Nach einem Formtief sollte beim Tennisturnier in München alles besser werden für Alexander Zverev. Doch unter schwierigen Bedingungen scheidet der Titelverteidiger schon im Viertelfinale aus.

          Alexander Zverev zog sich enttäuscht das Stirnband vom Kopf, packte eilig seine Tasche und verabschiedete sich mit einem kurzen Winken, aber ohne ein Lächeln vom Publikum. Auch beim ATP-Turnier in München setzte sich für den Weltranglistendritten eine beunruhigende Serie der frühen Niederlagen fort: Als Titelverteidiger scheiterte er auf dem Weg zum Hattrick bei den BMW Open im Viertelfinale – nach einem Match, das einer Achterbahn glich.

          An einem nasskalten Tag unterlag Zverev dem Chilenen Cristian Garin mit 4:6, 7:5, 5:7 – dabei konnte er im entscheidenden Satz beim Stand von 5:4 zwei Matchbälle zu seinen Gunsten nicht nutzen, nachdem er zuvor im zweiten Durchgang drei Matchbälle der Nummer 47 der Weltrangliste abgewehrt hatte. „Es läuft gerade alles gegen mich, es geht alles nicht in meine Richtung“, klagte ein niedergeschlagener Zverev und konstatierte: „Letztes Jahr habe ich solche Matches gewonnen, dieses Jahr verliere ich sie oft.“

          Freilich betonte Zverev auch, dass er diesmal hätte erfolgreich sein können. Doch nach lebhaften Diskussionen um seinen ersten Matchball, als er einen Schlag von Garin im Aus gesehen hatte, schlug der ATP-Champion den folgenden Ball ins Aus, verlor dann seinen Aufschlag und nach 2:11 Stunden bei der vierten Siegchance von Garin das Match. „Ich habe den Ball knapp im Aus gesehen, danach ist mein Ball knapp im Aus gewesen“, sagte Zverev und wiederholte: „Alles läuft gerade gegen mich.“

          Zverev hatte es offensichtlich eilig, vom vollbesetzten Center Court wieder ins Clubhaus zu kommen. Bei jedem Ballwechsel war der Hamburger auf eine schnelle Entscheidung aus, allerdings unterliefen ihm nach souveränem Beginn und einer 3:0-Führung zunehmend Fehler. Garin dagegen wurde immer sicherer, Zverev fehlte die Konstanz. Im sechsten Turnier nacheinander ist er damit bereits in seinem ersten oder zweiten Match gescheitert.

          Wie schon in seinem Auftaktmatch am Mittwoch gegen Juan Ignacio Londero aus Argentinien, gegen den er 4:1 in Führung gelegen hatte, stieß Zverev nach gutem Beginn auf Probleme. Im Gegensatz zum Match zwei Tage zuvor blieb es beim Hamburger nach der kritischsten Phase und der Abwehr der Matchbälle im zweiten Satz aber bei einem Auf und Ab: Im dritten Durchgang hatte er vor seinen Matchbällen die Breaks zum 2:0 und 4:2 nicht nutzen können.

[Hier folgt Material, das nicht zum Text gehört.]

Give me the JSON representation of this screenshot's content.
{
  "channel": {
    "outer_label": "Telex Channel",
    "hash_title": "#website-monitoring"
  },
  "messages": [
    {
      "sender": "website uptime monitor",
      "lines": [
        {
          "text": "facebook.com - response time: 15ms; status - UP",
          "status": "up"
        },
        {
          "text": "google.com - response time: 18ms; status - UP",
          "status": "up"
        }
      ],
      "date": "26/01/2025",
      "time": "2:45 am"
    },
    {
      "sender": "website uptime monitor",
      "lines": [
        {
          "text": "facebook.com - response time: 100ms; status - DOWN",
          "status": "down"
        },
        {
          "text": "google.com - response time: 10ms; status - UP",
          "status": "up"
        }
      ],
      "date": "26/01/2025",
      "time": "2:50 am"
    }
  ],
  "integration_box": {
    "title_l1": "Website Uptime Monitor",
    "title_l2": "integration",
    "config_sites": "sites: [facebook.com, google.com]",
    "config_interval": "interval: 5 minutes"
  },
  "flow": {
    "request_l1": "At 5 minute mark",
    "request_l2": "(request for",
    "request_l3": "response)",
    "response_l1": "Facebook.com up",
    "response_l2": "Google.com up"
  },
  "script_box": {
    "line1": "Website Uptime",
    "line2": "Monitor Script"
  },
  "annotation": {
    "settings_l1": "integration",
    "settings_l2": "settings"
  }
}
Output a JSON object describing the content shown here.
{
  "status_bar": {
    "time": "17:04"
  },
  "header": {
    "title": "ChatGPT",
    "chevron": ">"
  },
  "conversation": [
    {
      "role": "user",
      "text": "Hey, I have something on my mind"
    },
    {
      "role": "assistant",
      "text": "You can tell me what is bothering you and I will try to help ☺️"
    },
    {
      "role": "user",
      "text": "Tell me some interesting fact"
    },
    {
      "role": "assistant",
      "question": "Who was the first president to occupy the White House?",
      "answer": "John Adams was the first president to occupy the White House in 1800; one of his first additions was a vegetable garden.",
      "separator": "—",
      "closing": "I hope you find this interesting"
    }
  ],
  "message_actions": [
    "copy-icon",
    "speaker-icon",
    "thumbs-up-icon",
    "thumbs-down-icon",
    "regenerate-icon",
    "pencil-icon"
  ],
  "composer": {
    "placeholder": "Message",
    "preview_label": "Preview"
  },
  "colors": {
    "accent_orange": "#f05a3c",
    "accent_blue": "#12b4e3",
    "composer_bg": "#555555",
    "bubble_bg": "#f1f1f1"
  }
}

          Dabei war Zverev guter Dinge gewesen. „Gott, bin ich froh, wieder in München zu sein“, hatte er gerufen, als er sein Auftaktmatch gewonnen hatte. Jetzt sagte er immerhin noch: „Ich freue mich schon auf nächstes Jahr.“ Am Freitag war der Zauber verflogen. In München, hatte Zverev gehofft, werde sich alles zum Guten wenden – doch die Ernüchterung folgte nur zwei Tage nach dem Hoffnungsschimmer.

          Nach großem Kampf scheiterte anschließend auch Philipp Kohlschreiber. Der Rekordsieger unterlag in einem ausgeglichenen, 2:41 Stunden dauernden Match auf dem kleinen Court 1 dem Italiener Matteo Berrettini mit 6:4, 5:7, 4:6 und verpasste damit sein siebtes Halbfinale in München. Bei den vorangegangenen sechs Teilnahmen hatte der Sieger von 2007, 2012 und 2016 jeweils auch das Endspiel erreicht. Erstmals seit 2008 ist damit kein deutscher Spieler mehr in der Runde der letzten Vier vertreten.